The time taken by a transneptunian object to move $1\text{arcminute}$ across the sky.

Answer to Problem 24Q

The time taken by a transneptunian object to move $1\text{arcminute}$ is $17.0084\text{days}$

Explanation of Solution

Given:

There are $360°$ in a circle.

There are $60\text{arcminiute}$ in $1°$.

The orbital period is $1006.35\text{years}$.

Concept used:

The circle has a total arc argument of $2\pi$ in radians and $360°$ in degrees.

Write the expression of the relation between the degree and the arcminute.

$1°\text{=}\text{60}\text{arcminute}$ ....... (4)

Simplify above for $360°$.

$360°=21600\text{arcminute}$

The time taken to complete a circle is called as the orbital period or time taken to traverse $21600\text{arcminute}$ is $1006.35\text{years}$.

Write the expression for the time taken to traverse $\text{arcminutes}$.

$t=\frac{a}{A}T$ ....... (5)

Here, $t$ is the time taken to complete $a\text{arcminutes}$, $a$ is the magnitude of $\text{arcminutes}$ traversed in $t$ time, $T$ is the time taken to complete $A\text{arcminutes}$ and $A$ is the $\text{arcminutes}$ traversed in $T$ time.

Calculation:

Substitute $1\text{arcminute}$ for $a$, $21600\text{arcminutes}$ for $A$ and $1006.35\text{years}$ for $T$ in equation (5).

$\begin{array}{c}t=\frac{1\text{arcminutes}}{21600\text{arcminutes}}\left(1006.53\text{years}\right)\\ =4.6\times {10}^{-2}\text{year}\left(\frac{365\text{days}}{1\text{year}}\right)\\ =17.0084\text{days}\end{array}$

Conclusion:

Thus, the time taken by a transneptunian object to move $1\text{arcminute}$ across is $17.0084\text{days}$.

To determine

(c)

The reason that the astronomical discoveries require patience.

Answer to Problem 24Q

The discoveries related to transneptunian objects require patience because it asks for a huge amount of time too.

Explanation of Solution

Concept used:

As 1st TNO was Pluto that brought a new revolution in astronomy and after whose discovery, many astronomers wanted more TNOs like that.
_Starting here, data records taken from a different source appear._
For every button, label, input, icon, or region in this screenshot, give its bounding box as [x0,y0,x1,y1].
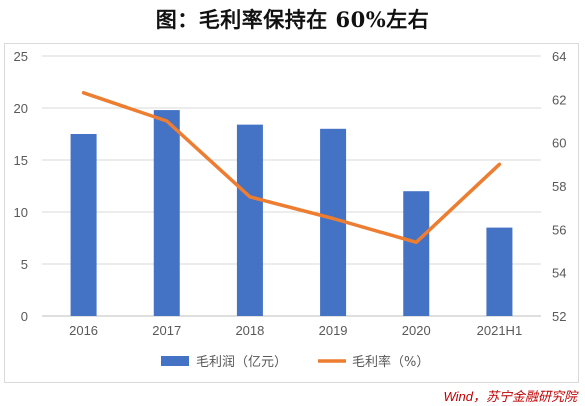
x-tick-label: 2019 [319,323,348,338]
left-tick-label: 25 [14,49,28,64]
bar [153,110,180,316]
left-tick-label: 0 [21,309,28,324]
right-tick-label: 62 [552,92,566,107]
bar [70,134,97,316]
bar [486,227,513,316]
left-tick-label: 10 [14,205,28,220]
legend: 毛利润（亿元） 毛利率（%） [161,354,429,370]
source-note: Wind，苏宁金融研究院 [443,389,577,404]
gridlines [42,55,541,317]
right-tick-label: 60 [552,136,566,151]
legend-label-line: 毛利率（%） [352,354,429,370]
chart-frame [4,43,579,383]
left-tick-label: 15 [14,153,28,168]
right-tick-label: 52 [552,309,566,324]
x-tick-label: 2016 [69,323,98,338]
right-tick-label: 56 [552,222,566,237]
x-tick-label: 2017 [152,323,181,338]
legend-label-bar: 毛利润（亿元） [196,355,287,370]
left-tick-label: 5 [21,257,28,272]
right-tick-label: 54 [552,266,566,281]
legend-swatch-bar [161,356,189,366]
line-path [81,91,502,245]
line-series [81,91,502,245]
x-tick-label: 2018 [235,323,264,338]
right-tick-label: 64 [552,49,566,64]
x-tick-label: 2020 [402,323,431,338]
bar [403,191,430,316]
left-tick-label: 20 [14,101,28,116]
chart-title: 图：毛利率保持在 60%左右 [155,7,430,32]
right-tick-label: 58 [552,179,566,194]
x-axis-ticks: 2016 2017 2018 2019 2020 2021H1 [69,323,522,338]
left-axis-ticks: 0 5 10 15 20 25 [14,49,28,324]
x-tick-label: 2021H1 [477,323,523,338]
bar [236,124,263,316]
right-axis-ticks: 52 54 56 58 60 62 64 [552,49,566,324]
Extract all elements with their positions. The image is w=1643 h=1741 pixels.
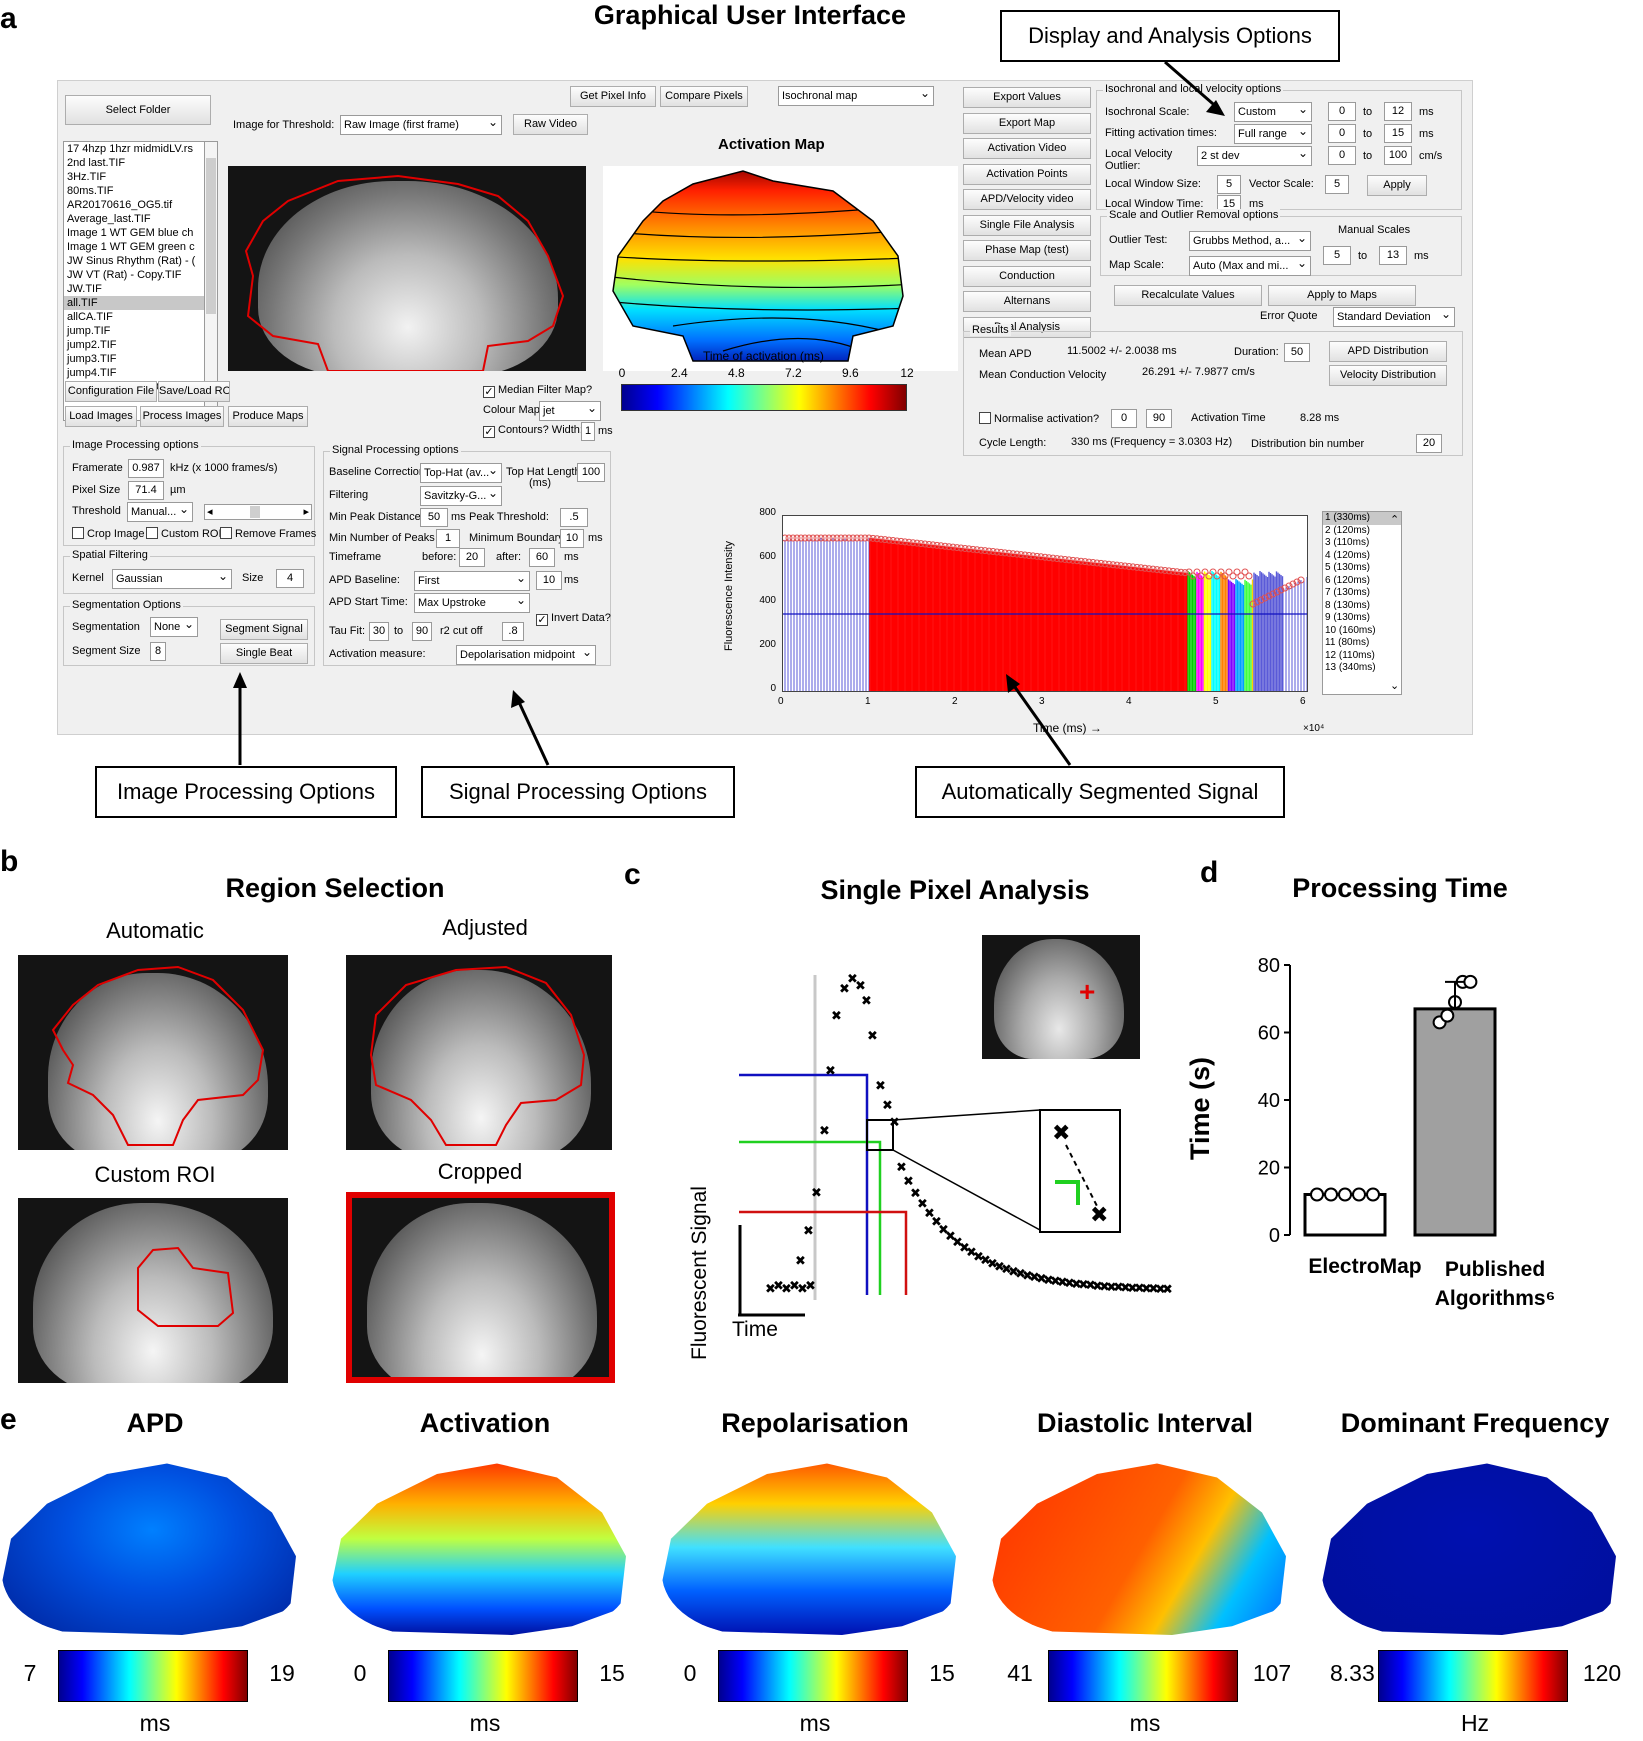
roi-custom-image — [18, 1198, 288, 1383]
map-title: Activation — [330, 1408, 640, 1439]
map-unit-label: ms — [1115, 1710, 1175, 1737]
signal-point: ✖ — [811, 1186, 822, 1201]
signal-point: ✖ — [819, 1124, 830, 1139]
custom-roi-label: Custom ROI — [80, 1162, 230, 1188]
signal-point: ✖ — [882, 1098, 893, 1113]
single-pixel-ylabel: Fluorescent Signal — [688, 1186, 712, 1360]
map-min-label: 7 — [10, 1660, 50, 1687]
roi-automatic-image — [18, 955, 288, 1150]
map-colorbar — [1048, 1650, 1238, 1702]
map-min-label: 8.33 — [1330, 1660, 1370, 1687]
signal-point: ✖ — [861, 994, 872, 1009]
map-unit-label: Hz — [1445, 1710, 1505, 1737]
processing-time-ylabel-wrap: Time (s) — [1185, 1160, 1225, 1200]
processing-time-ytick: 0 — [1269, 1225, 1280, 1245]
signal-point: ✖ — [867, 1029, 878, 1044]
map-image — [332, 1460, 632, 1635]
signal-point: ✖ — [855, 979, 866, 994]
signal-point: ✖ — [1162, 1283, 1173, 1298]
processing-time-bar — [1415, 1009, 1495, 1235]
map-colorbar — [388, 1650, 578, 1702]
bar-label-published: Published Algorithms⁶ — [1425, 1255, 1565, 1313]
callout-signal-processing: Signal Processing Options — [421, 766, 735, 818]
bar-label-published-line2: Algorithms⁶ — [1425, 1284, 1565, 1313]
roi-adjusted-image — [346, 955, 612, 1150]
roi-cropped-image — [346, 1192, 615, 1383]
processing-time-ytick: 80 — [1258, 955, 1280, 977]
panel-a-arrows — [0, 0, 1643, 800]
signal-point: ✖ — [805, 1279, 816, 1294]
map-colorbar — [58, 1650, 248, 1702]
processing-time-ytick: 40 — [1258, 1090, 1280, 1112]
map-max-label: 15 — [582, 1660, 642, 1687]
region-selection-title: Region Selection — [175, 873, 495, 904]
bar-label-published-line1: Published — [1425, 1255, 1565, 1284]
map-min-label: 0 — [670, 1660, 710, 1687]
map-title: Dominant Frequency — [1320, 1408, 1630, 1439]
callout-segmented-signal: Automatically Segmented Signal — [915, 766, 1285, 818]
map-title: Diastolic Interval — [990, 1408, 1300, 1439]
processing-time-ytick: 20 — [1258, 1158, 1280, 1180]
signal-point: ✖ — [875, 1079, 886, 1094]
signal-point: ✖ — [831, 1009, 842, 1024]
processing-time-point — [1339, 1189, 1351, 1201]
map-unit-label: ms — [455, 1710, 515, 1737]
map-colorbar — [1378, 1650, 1568, 1702]
bar-label-electromap: ElectroMap — [1295, 1255, 1435, 1279]
map-title: APD — [0, 1408, 310, 1439]
processing-time-point — [1325, 1189, 1337, 1201]
processing-time-chart: 0 20 40 60 80 — [1230, 945, 1560, 1245]
map-unit-label: ms — [785, 1710, 845, 1737]
map-min-label: 41 — [1000, 1660, 1040, 1687]
processing-time-point — [1311, 1189, 1323, 1201]
processing-time-title: Processing Time — [1280, 873, 1520, 904]
panel-label-b: b — [0, 845, 18, 879]
processing-time-ylabel: Time (s) — [1185, 1057, 1216, 1160]
cropped-label: Cropped — [405, 1159, 555, 1185]
processing-time-point — [1464, 976, 1476, 988]
processing-time-point — [1441, 1010, 1453, 1022]
map-max-label: 19 — [252, 1660, 312, 1687]
map-min-label: 0 — [340, 1660, 380, 1687]
map-max-label: 120 — [1572, 1660, 1632, 1687]
map-colorbar — [718, 1650, 908, 1702]
processing-time-point — [1367, 1189, 1379, 1201]
signal-point: ✖ — [803, 1224, 814, 1239]
signal-point: ✖ — [795, 1254, 806, 1269]
map-unit-label: ms — [125, 1710, 185, 1737]
signal-point: ✖ — [825, 1064, 836, 1079]
signal-point: ✖ — [889, 1115, 900, 1130]
svg-text:✖: ✖ — [1090, 1203, 1108, 1228]
automatic-label: Automatic — [80, 918, 230, 944]
adjusted-label: Adjusted — [410, 915, 560, 941]
map-image — [1322, 1460, 1622, 1635]
single-pixel-title: Single Pixel Analysis — [795, 875, 1115, 906]
processing-time-ytick: 60 — [1258, 1023, 1280, 1045]
panel-label-c: c — [624, 858, 641, 892]
map-max-label: 15 — [912, 1660, 972, 1687]
map-image — [992, 1460, 1292, 1635]
panel-label-d: d — [1200, 856, 1218, 890]
callout-image-processing: Image Processing Options — [95, 766, 397, 818]
map-image — [2, 1460, 302, 1635]
processing-time-point — [1353, 1189, 1365, 1201]
single-pixel-trace: ✖ ✖ ✖✖✖✖✖✖✖✖✖✖✖✖✖✖✖✖✖✖✖✖✖✖✖✖✖✖✖✖✖✖✖✖✖✖✖✖… — [700, 960, 1190, 1340]
map-title: Repolarisation — [660, 1408, 970, 1439]
single-pixel-xlabel: Time — [732, 1318, 778, 1342]
svg-text:✖: ✖ — [1052, 1121, 1070, 1146]
map-max-label: 107 — [1242, 1660, 1302, 1687]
One of the astronomers, Clyde Tombaugh started researching for more such objects for a couple of years, but he found nothing.

After that for a long time, no astronomer had guts to go for research for such objects as sake of saving time and spending it in some productive work and also as they believed that there would be no more of such objects like transneptunian.
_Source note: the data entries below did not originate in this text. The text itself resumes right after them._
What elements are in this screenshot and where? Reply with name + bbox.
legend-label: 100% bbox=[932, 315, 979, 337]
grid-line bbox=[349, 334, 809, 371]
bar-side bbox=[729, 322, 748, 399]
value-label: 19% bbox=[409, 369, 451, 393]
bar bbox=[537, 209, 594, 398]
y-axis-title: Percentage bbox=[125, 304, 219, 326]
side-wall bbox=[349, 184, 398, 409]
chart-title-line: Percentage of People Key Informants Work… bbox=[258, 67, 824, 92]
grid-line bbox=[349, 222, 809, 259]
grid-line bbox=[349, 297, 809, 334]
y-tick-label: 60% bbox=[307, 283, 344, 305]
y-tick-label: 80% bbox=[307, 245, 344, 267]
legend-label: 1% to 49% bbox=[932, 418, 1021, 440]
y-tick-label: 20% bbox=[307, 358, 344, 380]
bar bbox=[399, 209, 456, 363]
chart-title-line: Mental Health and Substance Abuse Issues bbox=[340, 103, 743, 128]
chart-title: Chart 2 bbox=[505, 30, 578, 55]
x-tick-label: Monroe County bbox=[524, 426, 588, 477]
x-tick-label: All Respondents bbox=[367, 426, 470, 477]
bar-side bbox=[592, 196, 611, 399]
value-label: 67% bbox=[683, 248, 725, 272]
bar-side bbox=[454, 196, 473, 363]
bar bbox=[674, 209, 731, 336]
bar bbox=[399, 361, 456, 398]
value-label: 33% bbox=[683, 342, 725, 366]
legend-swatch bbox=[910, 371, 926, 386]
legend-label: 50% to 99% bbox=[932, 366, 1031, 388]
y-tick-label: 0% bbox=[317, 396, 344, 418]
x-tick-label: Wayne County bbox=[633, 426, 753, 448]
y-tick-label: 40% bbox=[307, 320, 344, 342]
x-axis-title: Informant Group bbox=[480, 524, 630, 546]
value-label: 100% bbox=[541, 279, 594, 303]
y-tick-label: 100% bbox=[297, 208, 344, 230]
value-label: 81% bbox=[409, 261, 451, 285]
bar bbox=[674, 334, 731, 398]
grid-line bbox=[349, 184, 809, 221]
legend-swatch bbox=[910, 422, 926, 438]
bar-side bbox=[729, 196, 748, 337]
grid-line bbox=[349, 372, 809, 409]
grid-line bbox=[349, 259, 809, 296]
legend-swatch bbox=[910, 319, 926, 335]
They thought that there would be no more such objects because the transneptunian objects or TNOs take a huge amount of time to complete the orbit around sun, they are so slow that approximately they take $1000\text{years}$.

This is because the discoveries related to transneptunian object take a lot amount of time and with that requires patience.

Conclusion:

Thus, the discoveries related to transneptunian object require patience because it asks for a huge amount of time too.

To determine

(d)

The reason that transneptunian objects requires large telescopes equipped with sensitive detectors.

Answer to Problem 24Q

The discovery of transneptunian objects requires large telescopes equipped with sensitive detectors because of larger distance and smaller orbital radii of them.

Explanation of Solution

Concept used:

A trans-Neptunian object is a kind of a planet or a minor planet among other celestial objects in the solar system that orbits the sun at greater orbital radii than Neptune and with also a larger orbital speed.

The name transneptunian also suggests that these objects are far beyond the Neptune and therefore, this huge distance of about $30\text{AU}$ requires a lot to work on and the same asks for a huge amount of time.

This huge magnitude of distance requires the large telescopes with larger range and also the TNOs are very small in diameter, that’s because to make successful studies over there, the telescopes equipped with sensitive detectors.

Conclusion:

Thus, the discovery of transneptunian objects requires large telescopes equipped with sensitive detectors because of larger distance and smaller orbital radii of them.